Улыбка Берена стала печальной.
— Я знавал одного эльфа, который изыскал семь способов летать по небу. Но пришел его срок — и он отлетел так, как ему велела судьба, а не так, как сам хотел. Вот и я вроде него, — Берен выдохнул. — В конце концов думаешь — будь, что будет — и ложишься в чью-то ладонь.
— …И тот, в чью руку ты лег, обнаруживает себя сжимающим рукоять меча — и что ему делать с мечом?
— Разве меч может знать, что нужно с ним делать? Разве он может сказать?
— Помнится, ты разговаривал со своим мечом.
— Это был Дагмор… Мой новый меч — меч Келегорма; он молчит.
Берен положил руку Лютиэн себе на грудь и прижал ладонью сверху.
— Больше всего на свете я хочу забыть обо всем… Выпросить у леди Галадриэль немного земли, сделаться ее вассалом, построить дом и жить с тобой… Сеять хлеб, пасти овец и растить детей…
— Ты знаешь: что бы ты ни решил, я последую за тобой.
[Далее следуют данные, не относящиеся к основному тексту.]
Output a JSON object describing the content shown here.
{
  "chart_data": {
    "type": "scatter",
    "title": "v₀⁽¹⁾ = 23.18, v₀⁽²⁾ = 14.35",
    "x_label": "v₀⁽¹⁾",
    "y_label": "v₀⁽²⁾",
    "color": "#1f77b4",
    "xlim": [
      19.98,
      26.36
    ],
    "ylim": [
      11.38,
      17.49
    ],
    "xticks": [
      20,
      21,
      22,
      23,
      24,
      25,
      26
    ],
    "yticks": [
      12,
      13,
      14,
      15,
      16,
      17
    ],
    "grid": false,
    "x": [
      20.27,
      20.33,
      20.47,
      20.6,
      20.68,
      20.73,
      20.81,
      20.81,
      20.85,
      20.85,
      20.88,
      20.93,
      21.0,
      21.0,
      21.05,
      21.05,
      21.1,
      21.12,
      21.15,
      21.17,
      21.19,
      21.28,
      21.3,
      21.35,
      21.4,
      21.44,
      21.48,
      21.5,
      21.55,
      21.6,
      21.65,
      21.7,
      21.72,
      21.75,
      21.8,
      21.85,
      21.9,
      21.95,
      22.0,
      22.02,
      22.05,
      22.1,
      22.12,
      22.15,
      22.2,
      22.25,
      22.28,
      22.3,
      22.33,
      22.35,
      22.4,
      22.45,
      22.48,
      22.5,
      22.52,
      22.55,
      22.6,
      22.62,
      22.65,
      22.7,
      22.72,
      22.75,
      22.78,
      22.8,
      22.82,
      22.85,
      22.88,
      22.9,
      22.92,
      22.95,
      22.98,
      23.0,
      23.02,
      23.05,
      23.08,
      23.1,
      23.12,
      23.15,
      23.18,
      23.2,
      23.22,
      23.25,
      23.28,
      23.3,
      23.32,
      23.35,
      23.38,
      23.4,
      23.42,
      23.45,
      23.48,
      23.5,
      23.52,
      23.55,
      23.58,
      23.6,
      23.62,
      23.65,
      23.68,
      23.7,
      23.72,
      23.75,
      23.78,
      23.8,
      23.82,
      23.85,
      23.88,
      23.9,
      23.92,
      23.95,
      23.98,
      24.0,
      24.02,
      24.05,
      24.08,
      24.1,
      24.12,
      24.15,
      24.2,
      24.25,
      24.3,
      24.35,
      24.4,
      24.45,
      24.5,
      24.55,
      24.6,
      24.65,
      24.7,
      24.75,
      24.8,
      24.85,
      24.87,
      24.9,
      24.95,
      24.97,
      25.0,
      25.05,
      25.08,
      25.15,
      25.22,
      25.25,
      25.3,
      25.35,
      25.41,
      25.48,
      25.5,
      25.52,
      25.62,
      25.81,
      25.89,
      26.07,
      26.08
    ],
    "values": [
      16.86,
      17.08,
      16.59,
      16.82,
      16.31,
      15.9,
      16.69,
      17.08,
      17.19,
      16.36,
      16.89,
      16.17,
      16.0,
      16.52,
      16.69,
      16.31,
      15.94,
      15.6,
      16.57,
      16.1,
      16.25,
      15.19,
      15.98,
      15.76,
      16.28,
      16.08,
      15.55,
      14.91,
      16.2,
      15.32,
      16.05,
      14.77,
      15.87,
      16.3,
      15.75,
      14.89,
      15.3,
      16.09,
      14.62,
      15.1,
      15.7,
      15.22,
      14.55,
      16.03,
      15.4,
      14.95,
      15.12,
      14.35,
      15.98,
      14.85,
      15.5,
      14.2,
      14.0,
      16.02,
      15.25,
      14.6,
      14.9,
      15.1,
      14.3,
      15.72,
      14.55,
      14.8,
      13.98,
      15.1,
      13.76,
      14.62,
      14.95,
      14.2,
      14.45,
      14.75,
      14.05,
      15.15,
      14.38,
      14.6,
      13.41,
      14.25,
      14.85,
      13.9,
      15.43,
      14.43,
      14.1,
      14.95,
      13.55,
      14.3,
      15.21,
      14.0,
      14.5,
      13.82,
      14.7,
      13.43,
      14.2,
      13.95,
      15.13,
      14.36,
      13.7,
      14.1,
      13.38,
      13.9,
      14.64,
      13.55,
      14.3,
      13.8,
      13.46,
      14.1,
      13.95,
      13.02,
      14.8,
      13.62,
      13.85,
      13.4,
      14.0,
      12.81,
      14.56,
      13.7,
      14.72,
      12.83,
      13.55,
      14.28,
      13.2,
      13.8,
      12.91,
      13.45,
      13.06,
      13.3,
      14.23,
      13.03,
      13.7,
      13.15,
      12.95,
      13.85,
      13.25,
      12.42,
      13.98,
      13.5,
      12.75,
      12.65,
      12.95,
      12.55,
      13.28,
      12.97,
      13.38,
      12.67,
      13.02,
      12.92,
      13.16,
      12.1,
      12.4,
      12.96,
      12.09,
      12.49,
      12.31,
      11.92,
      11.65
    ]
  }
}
Если ты хочешь прожить жизнь в уединении, со мной и нашими детьми — значит, такова и моя воля.
— О, да… Я могу пойти против воли всех королей Средиземья — но что я сделаю с тобой, когда ты ложишься мне в руку?
— А я — тоже меч?
— По-моему, да. И очень острый.
— Никогда о себе так не думала.
Прижав ее голову к своему плечу, он гладил ее волосы, пока она не уснула. Потом и сам забылся — коротким сном, который прервал рассветный холод.
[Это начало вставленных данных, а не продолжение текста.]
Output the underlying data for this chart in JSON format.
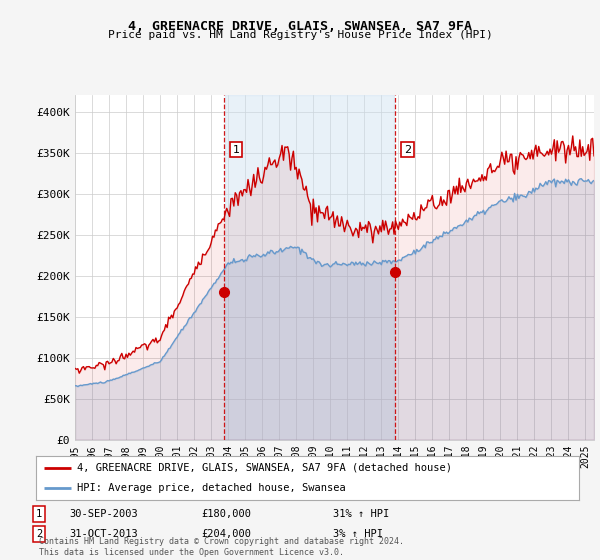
{
  "title": "4, GREENACRE DRIVE, GLAIS, SWANSEA, SA7 9FA",
  "subtitle": "Price paid vs. HM Land Registry's House Price Index (HPI)",
  "ylabel_ticks": [
    "£0",
    "£50K",
    "£100K",
    "£150K",
    "£200K",
    "£250K",
    "£300K",
    "£350K",
    "£400K"
  ],
  "ytick_values": [
    0,
    50000,
    100000,
    150000,
    200000,
    250000,
    300000,
    350000,
    400000
  ],
  "ylim": [
    0,
    420000
  ],
  "xlim_start": 1995.0,
  "xlim_end": 2025.5,
  "sale1_x": 2003.75,
  "sale1_y": 180000,
  "sale2_x": 2013.83,
  "sale2_y": 204000,
  "hpi_color": "#6699cc",
  "price_color": "#cc0000",
  "vline_color": "#cc0000",
  "dot_color": "#cc0000",
  "background_color": "#f5f5f5",
  "plot_bg_color": "#ffffff",
  "grid_color": "#cccccc",
  "fill_between_color": "#cce0f0",
  "legend_label_price": "4, GREENACRE DRIVE, GLAIS, SWANSEA, SA7 9FA (detached house)",
  "legend_label_hpi": "HPI: Average price, detached house, Swansea",
  "sale1_date": "30-SEP-2003",
  "sale1_price": "£180,000",
  "sale1_hpi": "31% ↑ HPI",
  "sale2_date": "31-OCT-2013",
  "sale2_price": "£204,000",
  "sale2_hpi": "3% ↑ HPI",
  "footer": "Contains HM Land Registry data © Crown copyright and database right 2024.\nThis data is licensed under the Open Government Licence v3.0.",
  "xtick_years": [
    1995,
    1996,
    1997,
    1998,
    1999,
    2000,
    2001,
    2002,
    2003,
    2004,
    2005,
    2006,
    2007,
    2008,
    2009,
    2010,
    2011,
    2012,
    2013,
    2014,
    2015,
    2016,
    2017,
    2018,
    2019,
    2020,
    2021,
    2022,
    2023,
    2024,
    2025
  ]
}
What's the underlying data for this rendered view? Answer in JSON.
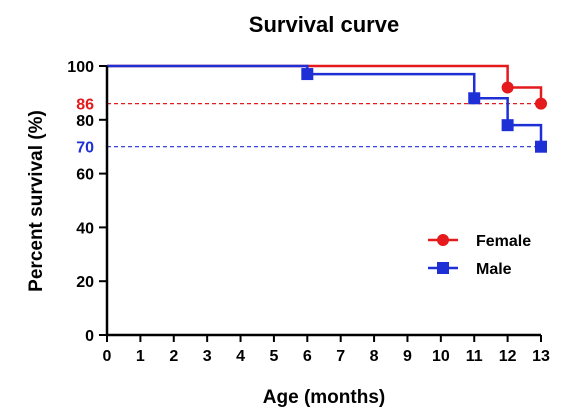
{
  "chart_data": {
    "type": "line",
    "step": true,
    "title": "Survival curve",
    "xlabel": "Age (months)",
    "ylabel": "Percent survival (%)",
    "xlim": [
      0,
      13
    ],
    "ylim": [
      0,
      100
    ],
    "x_ticks": [
      "0",
      "1",
      "2",
      "3",
      "4",
      "5",
      "6",
      "7",
      "8",
      "9",
      "10",
      "11",
      "12",
      "13"
    ],
    "y_ticks": [
      "0",
      "20",
      "40",
      "60",
      "80",
      "100"
    ],
    "grid": false,
    "legend_position": "right",
    "series": [
      {
        "name": "Female",
        "color": "#e41a1c",
        "marker": "circle",
        "x": [
          0,
          12,
          13
        ],
        "y": [
          100,
          92,
          86
        ],
        "markers_x": [
          12,
          13
        ],
        "markers_y": [
          92,
          86
        ]
      },
      {
        "name": "Male",
        "color": "#1f2fd6",
        "marker": "square",
        "x": [
          0,
          6,
          11,
          12,
          13
        ],
        "y": [
          100,
          97,
          88,
          78,
          70
        ],
        "markers_x": [
          6,
          11,
          12,
          13
        ],
        "markers_y": [
          97,
          88,
          78,
          70
        ]
      }
    ],
    "reference_lines": [
      {
        "value": 86,
        "label": "86",
        "color": "#e41a1c",
        "style": "dashed"
      },
      {
        "value": 70,
        "label": "70",
        "color": "#1f2fd6",
        "style": "dashed"
      }
    ]
  }
}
Берен выбрался из-под одеяла, поежился и влез в нижнее платье. Для прогулки на задний двор сошло бы, но Берен, направившись к дверям, остановился на середине комнаты, вернулся к лавке, где была разложена его одежда и надел ее всю — и верхнюю рубаху, и эльфийский полукафтан без застежек, подпоясался и плащ перебросил через руку. Вышел за двери и встретил изумленный взгляд Хуана.
— Береги ее, — тихо сказал Берен.
Пес поднялся со своей лежанки, подошел к человеку и, легко подпрыгнув передними лапами, положил их Берену на плечи так, что головы оказались вровень. Золотые глаза смотрели с укоризной.
— Я не могу иначе, пес богов. Я, как и ты, не выбираю, подчиняться или нет, а выбираю только — кому.
Хуан отпустил плечи Берена, сунул свою башку ему под руку для прощальной ласки и тихо вошел в спальню, лег, свернувшись у изножия кровати.
Берен вздохнул и закрыл дверь. Спустился в оружейную палату и снял со стены меч — длинный, узкий клинок с восьмиконечной адамантовой звездой и золотыми языками пламени в перекрестии гарды — тот, что подлинней и потяжелей. Феанор ковал его для более высокого Келегорма, и Берен выбрал его себе, потому что привык к более тяжелым клинкам.
— У тебя все еще нет имени, — сказал он, сжимая тисненые ножны. — А я так и не придумал, какое бы тебе подошло…
Он вспомнил, как горело закатное солнце на этом лезвии, когда Келегорм хотел поразить его в лицо, и усмехнулся.
— Нарсил, вот как я буду тебя звать.
Он перепоясался этим мечом, пошел на кухню; ему было мало нужно, так — краюха вчерашнего хлеба на утро, да кружка воды. В Доме Княгини он думал подготовиться к дороге по-настоящему. Вышел из кухни через задний ход, прогулялся по обычному утреннему делу и пошел в конюшню.
Оба коня были там — высокие, длинноногие жеребцы, оба смешанной породы, как и Митринор, но с большей примесью валинорской крови. Берен взнуздал и оседлал того, что был потемнее, вывел из стойла и, повернувшись к выходу, увидел в дверях высокого эльфа.
— Лорд Келеборн, — человек слегка поклонился.
— Судя по мечу, ты собрался не на прогулку, — эльф вошел в конюшню и оперся о столб перегородки между денниками.
— Сегодня ночью, лорд Келеборн, я понял, что не могу здесь оставаться. Это место искушает меня своим покоем, еще несколько дней — и, кажется, я никогда не смогу ни на что решиться.
— А на что именно ты решился?
— Я должен принести государю Тинголу его свадебный выкуп.
— Если ты отправляешься на честное дело — почему уходишь тайно?